Imagine a 1916 Packard Twin Six Phaeton, a 1937 Mercedes-Benz 540K Special Roadster and a 1960 Ferrari California Spyder all sharing space on a single show field.
About 140 of these beauties will showcase more than 100 years of automotive history — each one selected for its unique character and pristine condition.
Judging a winner
Approximately 40 judges working in teams of three will participate in this year's show. Most judges are prominent in the car community, which helps give the show its high standing.
The Kirkland Concours d'Elegance follows French-style judging. Judges thoroughly inspect every car in a class.
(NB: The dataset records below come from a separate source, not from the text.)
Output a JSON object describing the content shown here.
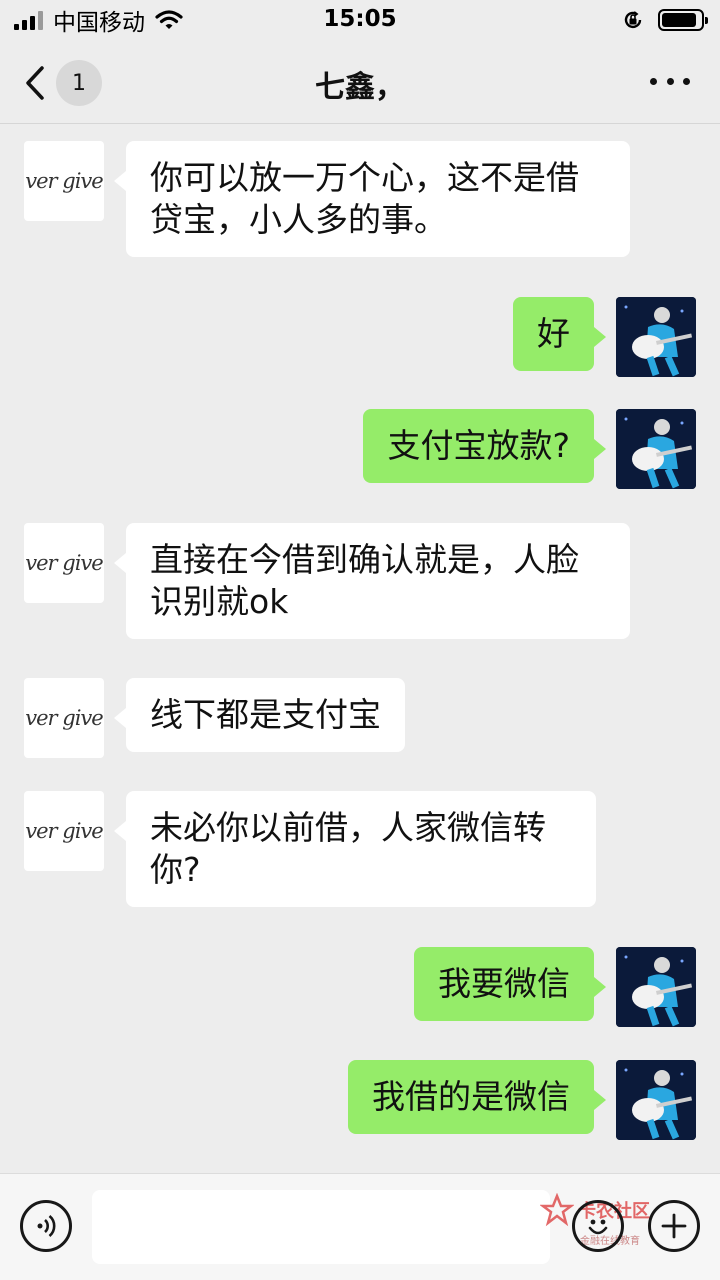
{
  "status_bar": {
    "carrier": "中国移动",
    "time": "15:05"
  },
  "nav": {
    "back_badge": "1",
    "title": "七鑫，"
  },
  "avatars": {
    "contact_text": "ver give"
  },
  "messages": [
    {
      "side": "left",
      "text": "你可以放一万个心，这不是借贷宝，小人多的事。"
    },
    {
      "side": "right",
      "text": "好"
    },
    {
      "side": "right",
      "text": "支付宝放款?"
    },
    {
      "side": "left",
      "text": "直接在今借到确认就是，人脸识别就ok"
    },
    {
      "side": "left",
      "text": "线下都是支付宝"
    },
    {
      "side": "left",
      "text": "未必你以前借，人家微信转你?"
    },
    {
      "side": "right",
      "text": "我要微信"
    },
    {
      "side": "right",
      "text": "我借的是微信"
    }
  ],
  "watermark": {
    "name": "卡农社区",
    "sub": "金融在线教育"
  },
  "colors": {
    "background": "#ededed",
    "bubble_sent": "#95ec69",
    "bubble_received": "#ffffff"
  },
  "icons": [
    "signal-icon",
    "wifi-icon",
    "orientation-lock-icon",
    "battery-icon",
    "back-chevron-icon",
    "more-icon",
    "voice-icon",
    "emoji-icon",
    "plus-icon"
  ]
}
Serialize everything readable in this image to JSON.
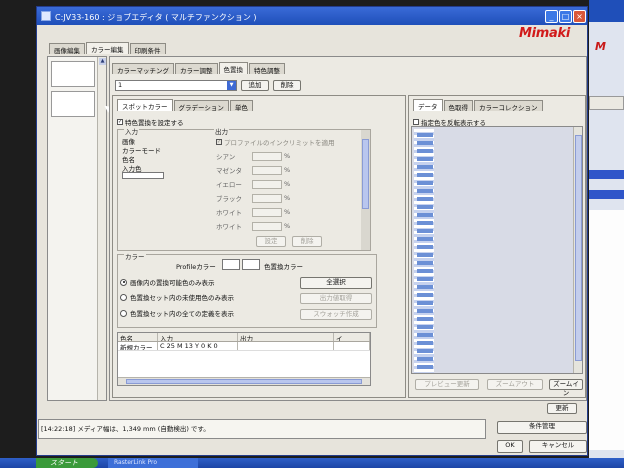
{
  "window": {
    "title": "C:JV33-160 : ジョブエディタ ( マルチファンクション )",
    "logo": "Mimaki"
  },
  "top_tabs": [
    "画像編集",
    "カラー編集",
    "印刷条件"
  ],
  "sub_tabs": [
    "カラーマッチング",
    "カラー調整",
    "色置換",
    "特色調整"
  ],
  "selector": {
    "value": "1",
    "add_label": "追加",
    "delete_label": "削除"
  },
  "left_group": {
    "inner_tabs": [
      "スポットカラー",
      "グラデーション",
      "単色"
    ],
    "enable_checkbox": {
      "label": "特色置換を設定する",
      "checked": true
    },
    "input": {
      "caption": "入力",
      "fields": [
        "画像",
        "カラーモード",
        "色名",
        "入力色"
      ]
    },
    "output": {
      "caption": "出力",
      "profile_checkbox": {
        "label": "プロファイルのインクリミットを適用",
        "checked": true
      },
      "inks": [
        "シアン",
        "マゼンタ",
        "イエロー",
        "ブラック",
        "ホワイト",
        "ホワイト"
      ],
      "unit": "%",
      "set_label": "設定",
      "delete_label": "削除"
    },
    "color_section": {
      "caption": "カラー",
      "profile_label": "Profileカラー",
      "replace_label": "色置換カラー",
      "select_all_label": "全選択",
      "output_cancel_label": "出力値取得",
      "swatch_label": "スウォッチ作成",
      "radios": [
        {
          "label": "画像内の置換可能色のみ表示",
          "selected": true
        },
        {
          "label": "色置換セット内の未使用色のみ表示",
          "selected": false
        },
        {
          "label": "色置換セット内の全ての定義を表示",
          "selected": false
        }
      ]
    },
    "table": {
      "headers": [
        "色名",
        "入力",
        "出力",
        "イ"
      ],
      "rows": [
        [
          "新規カラー",
          "C 25 M 13 Y 0 K 0",
          "",
          ""
        ]
      ]
    }
  },
  "right_group": {
    "tabs": [
      "データ",
      "色取得",
      "カラーコレクション"
    ],
    "reverse_checkbox": {
      "label": "指定色を反転表示する",
      "checked": false
    },
    "preview_update_label": "プレビュー更新",
    "zoom_out_label": "ズームアウト",
    "zoom_in_label": "ズームイン"
  },
  "update_label": "更新",
  "status_message": "[14:22:18] メディア幅は、1,349 mm (自動検出) です。",
  "condition_label": "条件管理",
  "ok_label": "OK",
  "cancel_label": "キャンセル",
  "taskbar": {
    "start_label": "スタート",
    "task_label": "RasterLink Pro"
  },
  "colors": {
    "title_bar": "#1f4fb9",
    "logo_red": "#d11a1a",
    "panel_bg": "#eceae3",
    "scroll_blue": "#b9c6ee"
  }
}
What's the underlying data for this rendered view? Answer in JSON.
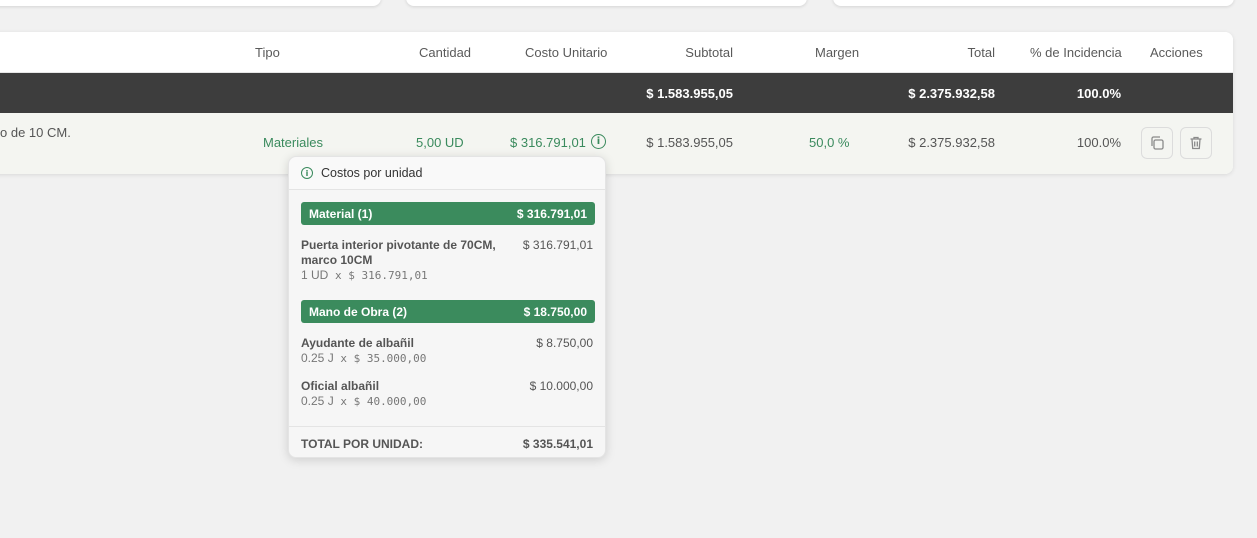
{
  "table": {
    "headers": {
      "tipo": "Tipo",
      "cantidad": "Cantidad",
      "costo_unitario": "Costo Unitario",
      "subtotal": "Subtotal",
      "margen": "Margen",
      "total": "Total",
      "incidencia": "% de Incidencia",
      "acciones": "Acciones"
    },
    "summary": {
      "subtotal": "$ 1.583.955,05",
      "total": "$ 2.375.932,58",
      "incidencia": "100.0%"
    },
    "row": {
      "descripcion": "o de 10 CM.",
      "tipo": "Materiales",
      "cantidad": "5,00 UD",
      "costo_unitario": "$ 316.791,01",
      "subtotal": "$ 1.583.955,05",
      "margen": "50,0 %",
      "total": "$ 2.375.932,58",
      "incidencia": "100.0%"
    }
  },
  "popover": {
    "title": "Costos por unidad",
    "groups": [
      {
        "label": "Material (1)",
        "value": "$ 316.791,01",
        "items": [
          {
            "name": "Puerta interior pivotante de 70CM, marco 10CM",
            "total": "$ 316.791,01",
            "qty": "1 UD",
            "formula": "x $ 316.791,01"
          }
        ]
      },
      {
        "label": "Mano de Obra (2)",
        "value": "$ 18.750,00",
        "items": [
          {
            "name": "Ayudante de albañil",
            "total": "$ 8.750,00",
            "qty": "0.25 J",
            "formula": "x $ 35.000,00"
          },
          {
            "name": "Oficial albañil",
            "total": "$ 10.000,00",
            "qty": "0.25 J",
            "formula": "x $ 40.000,00"
          }
        ]
      }
    ],
    "total_label": "TOTAL POR UNIDAD:",
    "total_value": "$ 335.541,01"
  },
  "colors": {
    "accent_green": "#3b8b5d",
    "summary_bg": "#3d3d3d"
  }
}
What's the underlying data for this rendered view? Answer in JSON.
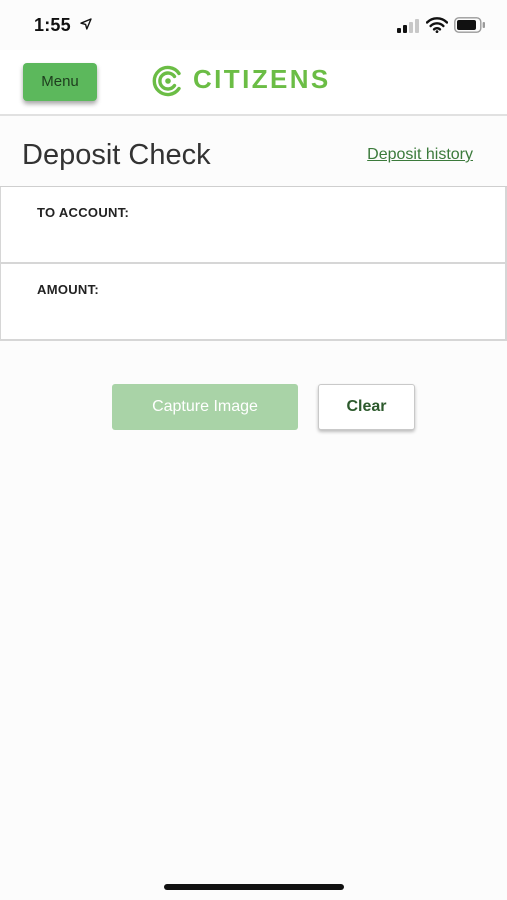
{
  "status_bar": {
    "time": "1:55",
    "icons": [
      "location-arrow-icon",
      "cellular-signal-icon",
      "wifi-icon",
      "battery-icon"
    ]
  },
  "header": {
    "menu_label": "Menu",
    "brand_name": "CITIZENS",
    "logo_icon": "citizens-logo-icon"
  },
  "page": {
    "title": "Deposit Check",
    "history_link": "Deposit history"
  },
  "form": {
    "fields": [
      {
        "label": "TO ACCOUNT:",
        "value": ""
      },
      {
        "label": "AMOUNT:",
        "value": ""
      }
    ]
  },
  "actions": {
    "capture_label": "Capture Image",
    "clear_label": "Clear"
  },
  "colors": {
    "brand_green": "#6bbd45",
    "menu_green": "#5cb85c",
    "capture_disabled": "#a9d3a7",
    "link_green": "#3b7a3b"
  }
}
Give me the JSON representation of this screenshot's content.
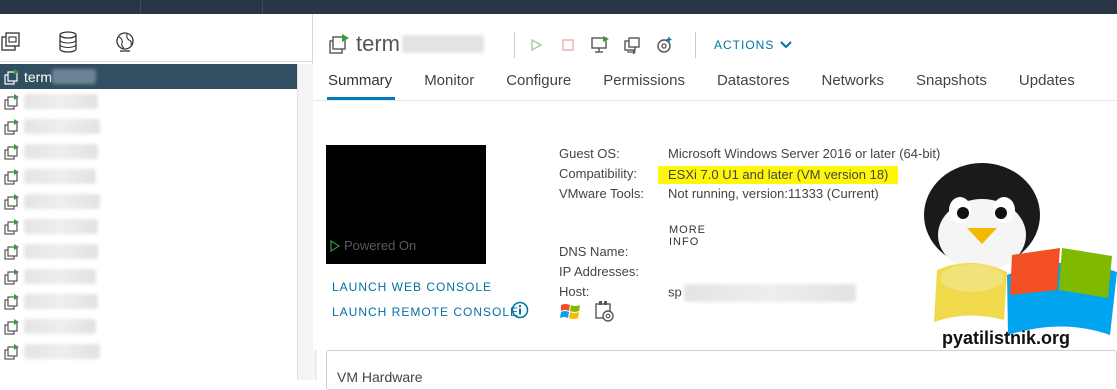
{
  "vm": {
    "name": "term",
    "actions_label": "ACTIONS"
  },
  "tabs": [
    "Summary",
    "Monitor",
    "Configure",
    "Permissions",
    "Datastores",
    "Networks",
    "Snapshots",
    "Updates"
  ],
  "active_tab": "Summary",
  "nav": {
    "selected_name": "term",
    "item_count": 12
  },
  "console": {
    "power_state": "Powered On",
    "launch_web": "LAUNCH WEB CONSOLE",
    "launch_remote": "LAUNCH REMOTE CONSOLE"
  },
  "info": {
    "guest_os_label": "Guest OS:",
    "guest_os_value": "Microsoft Windows Server 2016 or later (64-bit)",
    "compat_label": "Compatibility:",
    "compat_value": "ESXi 7.0 U1 and later (VM version 18)",
    "tools_label": "VMware Tools:",
    "tools_value": "Not running, version:11333 (Current)",
    "more_info": "MORE INFO",
    "dns_label": "DNS Name:",
    "ip_label": "IP Addresses:",
    "host_label": "Host:",
    "host_value": "sp"
  },
  "hardware": {
    "title": "VM Hardware"
  },
  "watermark": {
    "text": "pyatilistnik.org"
  },
  "colors": {
    "accent": "#0079b8",
    "link": "#0072a3",
    "highlight": "#fff70a",
    "selected_row": "#324f61",
    "topbar": "#2a3545"
  }
}
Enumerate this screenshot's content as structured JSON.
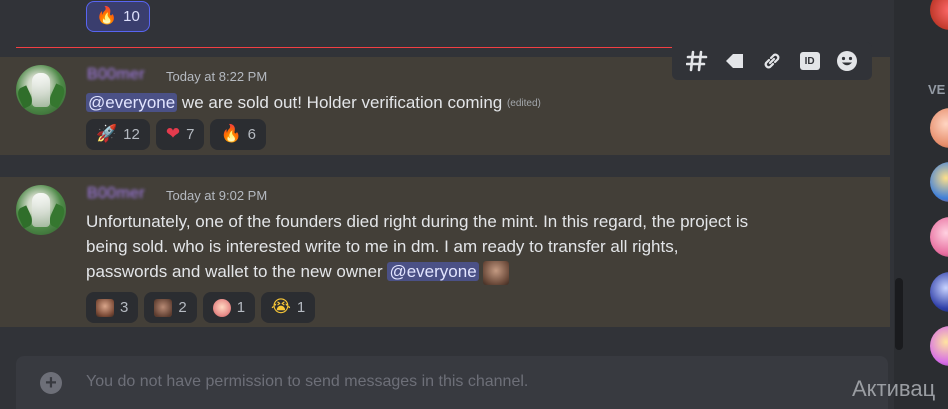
{
  "top_reaction": {
    "emoji": "🔥",
    "count": "10"
  },
  "messages": [
    {
      "username": "B00mer",
      "timestamp": "Today at 8:22 PM",
      "mention": "@everyone",
      "text": " we are sold out! Holder verification coming ",
      "edited": "(edited)",
      "reactions": [
        {
          "emoji": "🚀",
          "count": "12"
        },
        {
          "emoji": "❤",
          "count": "7"
        },
        {
          "emoji": "🔥",
          "count": "6"
        }
      ]
    },
    {
      "username": "B00mer",
      "timestamp": "Today at 9:02 PM",
      "line1": "Unfortunately, one of the founders died right during the mint. In this regard, the project is",
      "line2": "being sold. who is interested write to me in dm. I am ready to transfer all rights,",
      "line3": "passwords and wallet to the new owner ",
      "mention": "@everyone",
      "reactions": [
        {
          "emoji": "face-1",
          "count": "3"
        },
        {
          "emoji": "face-2",
          "count": "2"
        },
        {
          "emoji": "face-3",
          "count": "1"
        },
        {
          "emoji": "😭",
          "count": "1"
        }
      ]
    }
  ],
  "toolbar": {
    "icons": [
      "thread-icon",
      "tag-icon",
      "link-icon",
      "id-icon",
      "emoji-icon"
    ],
    "id_label": "ID"
  },
  "input": {
    "placeholder": "You do not have permission to send messages in this channel."
  },
  "members": {
    "section_label": "VE"
  },
  "watermark": "Активац"
}
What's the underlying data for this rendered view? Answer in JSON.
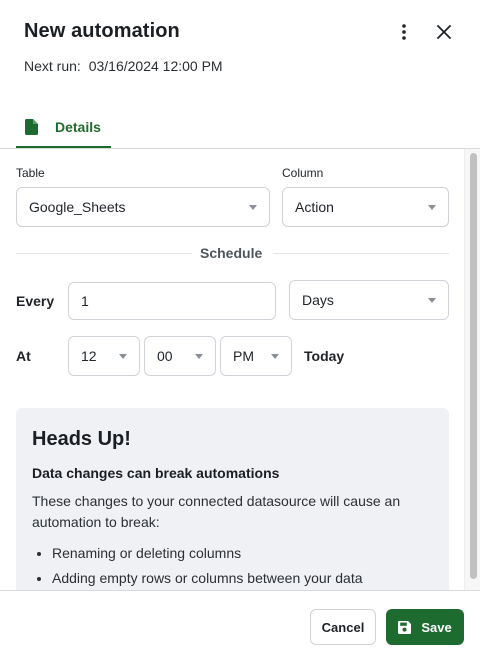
{
  "header": {
    "title": "New automation",
    "next_run_label": "Next run:",
    "next_run_value": "03/16/2024 12:00 PM",
    "more_icon": "kebab-vertical-icon",
    "close_icon": "close-icon"
  },
  "tabs": [
    {
      "label": "Details",
      "icon": "document-icon",
      "active": true
    }
  ],
  "form": {
    "table_label": "Table",
    "table_value": "Google_Sheets",
    "column_label": "Column",
    "column_value": "Action",
    "schedule_heading": "Schedule",
    "every_label": "Every",
    "every_value": "1",
    "unit_value": "Days",
    "at_label": "At",
    "hour_value": "12",
    "minute_value": "00",
    "ampm_value": "PM",
    "day_value": "Today"
  },
  "alert": {
    "title": "Heads Up!",
    "subtitle": "Data changes can break automations",
    "body": "These changes to your connected datasource will cause an automation to break:",
    "items": [
      "Renaming or deleting columns",
      "Adding empty rows or columns between your data"
    ]
  },
  "footer": {
    "cancel_label": "Cancel",
    "save_label": "Save",
    "save_icon": "floppy-disk-icon"
  },
  "colors": {
    "accent": "#1e6b2f",
    "alert_bg": "#f0f1f4",
    "border": "#cfd3d7"
  }
}
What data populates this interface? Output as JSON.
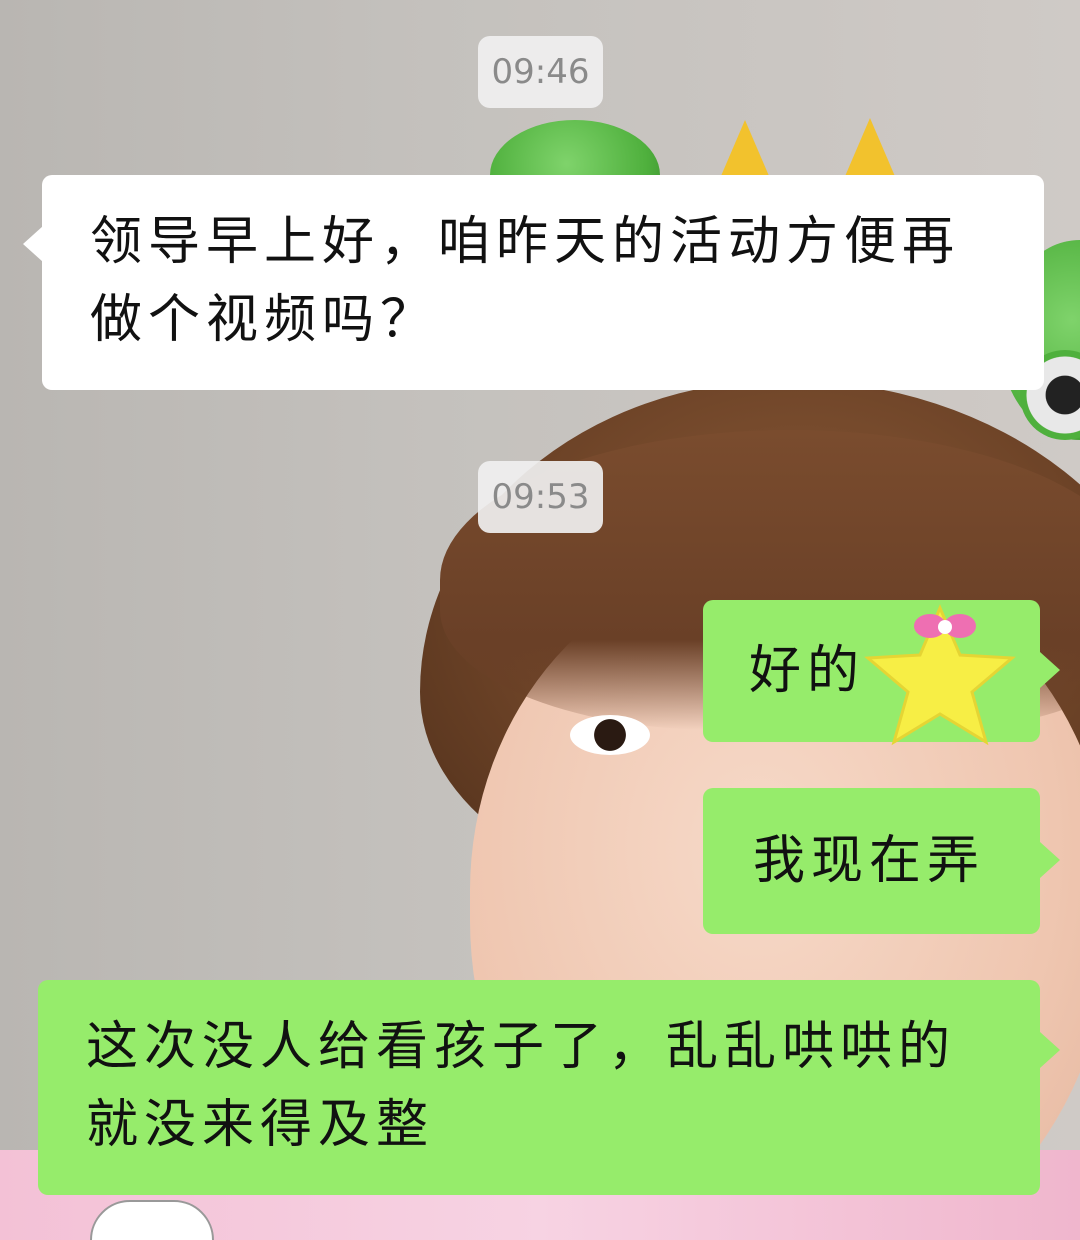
{
  "chat": {
    "timestamps": [
      "09:46",
      "09:53"
    ],
    "messages": [
      {
        "side": "left",
        "text": "领导早上好，咱昨天的活动方便再做个视频吗？"
      },
      {
        "side": "right",
        "text": "好的"
      },
      {
        "side": "right",
        "text": "我现在弄"
      },
      {
        "side": "right",
        "text": "这次没人给看孩子了，乱乱哄哄的就没来得及整"
      }
    ]
  },
  "colors": {
    "incoming_bubble": "#ffffff",
    "outgoing_bubble": "#96ec6b",
    "timestamp_text": "#8a8a8a"
  },
  "icons": [
    "star-sticker-icon",
    "cloud-sticker-icon"
  ]
}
Each car gets the same amount of time, and then judges select the first-, second- and third-place car in each category.
First-place cars in each category are eligible for the Best of Show award.
To encourage car restoration among high school youth, a team of trained Junior Judges will present an award.
"It's considered one of the top five shows in the nation," says head judge Gerald Greenfield, who works at major auto shows throughout the country.
The show spent its first nine years in Kirkland and is entering its second year at its new permanent home, the 9-acre campus of LeMay — America's Car Museum (ACM) in Tacoma, on Sept. 8.
Attendees will have access to the museum as well as the show. The large space of Haub Family Field and the ACM campus is expected to give the show room to grow in the coming years, says Kirkland Concours Chairman Scot Keller.
At most car shows, anyone can compete. But concours events are much more selective, says Greenfield. A selection committee researches high-end cars to ensure that they are authentic and meet the highest restoration standards. Once a car is deemed worthy, its owner is invited to participate.
Aaron Weiss of San Marino, Calif., won Best of Show in 2012. His rare 1933 Marmon V-16 Convertible Coupe is a good example of the history on display at the Kirkland Concours. He says the cars were produced for only three years, and his was the last one sold before the manufacturer went bankrupt.
A restoration gets rigorous judging, says Weiss; the parts have to be correct and the craftsmanship has to be just right. "At the show, judges will focus on the workmanship," he says. "It has to be correct to the period. Like a house, you can tell when it was built by how it was finished."
Among the 15 vehicle classes at the show this year are two for Woodies and one for pre-war American vintage motorcycles. Two classes for the Porsche 911 celebrate the 50th anniversary of the car. Cars that don't fit neatly into a category, such as a 1954 Kaiser-Darrin, fall into the Specialty Display Class.
Winners don't get prize money, just the prestige of winning a major national event, says Weiss. However, winning cars can see a bump in their value.
Greenfield will be working as a judge at the show, but he's also a huge fan. "This could almost be described as 'car heaven overload!' "
If you go: The Kirkland Concours d'Elegance is at LeMay — America's Car Museum in Tacoma from 9 a.m. to 4 p.m. Sept. 8. Admission is $30 adults, $20 ACM members, $15 children ages 6-12 (all tickets include museum admission). For information, visit kirklandconcours.com.